For AI industry watchers, strategy teams, and decision-makers tracking platform shifts, the smart move is to track its trajectory and revisit once the rough edges are filed down. For everyone else, the safer posture is to monitor coverage and revisit once the use cases that matter to your team are demonstrated in the wild.
Pros
- Distinctive three-tiered memory architecture (SRAM/HBM/DRAM) tailored for multi-model, high-capacity inference
- Established enterprise and sovereign customer relationships, including JPMorgan Chase, SoftBank, Saudi Aramco, and Intel
- Diversified, high-profile investor base spanning growth equity, asset managers, sovereign wealth, and financial institutions
- Complementary disaggregated inference design allows enterprises to combine SambaNova hardware with existing Nvidia GPU infrastructure
Cons
- The $1 billion round is only a first close; the round is not yet fully closed and its final size remains unconfirmed
- Headline performance claims (tokens/second, throughput versus Nvidia B200) are vendor-reported and tested with a partner firm, not independently verified by outside benchmarking
- Faces direct competition from other well-funded inference-chip challengers such as Cerebras and Groq
- IPO plans for 2027 remain a stated consideration rather than a confirmed filing or timeline
References
Comments0
Key Features
1. RDU (Reconfigurable Dataflow Unit) architecture with three-tiered SRAM/HBM/DRAM memory, distinct from GPU designs. 2. SN50 chip (unveiled Feb 2026) shipped in 16-chip 'SambaRack' appliances, air-cooled, ~20W per chip. 3. Disaggregated inference approach pairing Nvidia GPUs (prefill) with SambaNova RDUs (decode). 4. $1B Series F first close at $11B valuation, led by General Atlantic; second close expected in coming weeks. 5. Investor base includes Seligman Ventures, T. Rowe Price, Capital Group, BlackRock-managed funds, Intel Capital, QIA, Vista Equity Partners, and JPMorgan Chase & Co.
Key Insights
- The $1 billion raised is only a first close; a second close is still pending, so the full Series F size is not yet finalized.

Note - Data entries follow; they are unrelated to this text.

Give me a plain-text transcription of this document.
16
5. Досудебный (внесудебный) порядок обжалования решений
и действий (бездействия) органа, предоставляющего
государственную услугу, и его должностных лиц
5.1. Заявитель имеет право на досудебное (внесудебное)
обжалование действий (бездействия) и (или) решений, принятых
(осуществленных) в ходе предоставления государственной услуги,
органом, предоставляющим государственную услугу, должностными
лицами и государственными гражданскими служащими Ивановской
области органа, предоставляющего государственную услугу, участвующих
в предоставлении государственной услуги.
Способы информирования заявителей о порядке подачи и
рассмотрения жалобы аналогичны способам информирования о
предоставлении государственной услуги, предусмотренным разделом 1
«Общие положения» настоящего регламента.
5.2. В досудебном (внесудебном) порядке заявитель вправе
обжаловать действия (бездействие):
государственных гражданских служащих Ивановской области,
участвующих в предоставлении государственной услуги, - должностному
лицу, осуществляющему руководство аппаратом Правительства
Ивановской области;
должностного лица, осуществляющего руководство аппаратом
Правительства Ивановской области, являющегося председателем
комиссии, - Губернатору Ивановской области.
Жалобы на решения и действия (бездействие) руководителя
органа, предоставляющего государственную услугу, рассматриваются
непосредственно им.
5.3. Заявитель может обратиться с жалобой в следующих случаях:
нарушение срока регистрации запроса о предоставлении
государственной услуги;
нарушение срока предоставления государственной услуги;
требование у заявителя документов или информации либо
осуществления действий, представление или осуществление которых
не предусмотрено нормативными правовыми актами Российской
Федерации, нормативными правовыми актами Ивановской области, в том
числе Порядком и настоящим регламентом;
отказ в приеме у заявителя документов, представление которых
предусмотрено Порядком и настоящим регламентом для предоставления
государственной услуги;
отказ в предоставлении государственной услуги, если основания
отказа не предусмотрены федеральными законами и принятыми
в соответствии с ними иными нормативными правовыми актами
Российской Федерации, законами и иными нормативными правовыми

- Funds are earmarked primarily to secure SambaNova's chip supply chain for the next 12 months, per CEO Rodrigo Liang.
- SambaNova's investor base has shifted to include large asset managers (T. Rowe Price, Capital Group, BlackRock-managed funds) and a sovereign wealth fund (QIA), alongside repeat backer Intel Capital.
- JPMorgan Chase is both a Series F investor and a deployment customer for SN40/SN40L and SN50 systems, tying financial and commercial relationships together.
- The RDU's three-tiered memory hierarchy is designed to hold larger and more numerous models in memory simultaneously than flatter GPU memory architectures.
- SambaNova positions itself as complementary to, not a replacement for, Nvidia GPUs through its disaggregated prefill/decode inference model.
- Reported performance benchmarks (763 tokens/second at short context, 3x+ throughput versus Nvidia B200) are vendor-reported claims from testing with Artificial Analysis, not independently verified figures.
- SambaNova competes with other well-capitalized Nvidia inference-chip challengers, including Cerebras and Groq, each pursuing distinct architectures.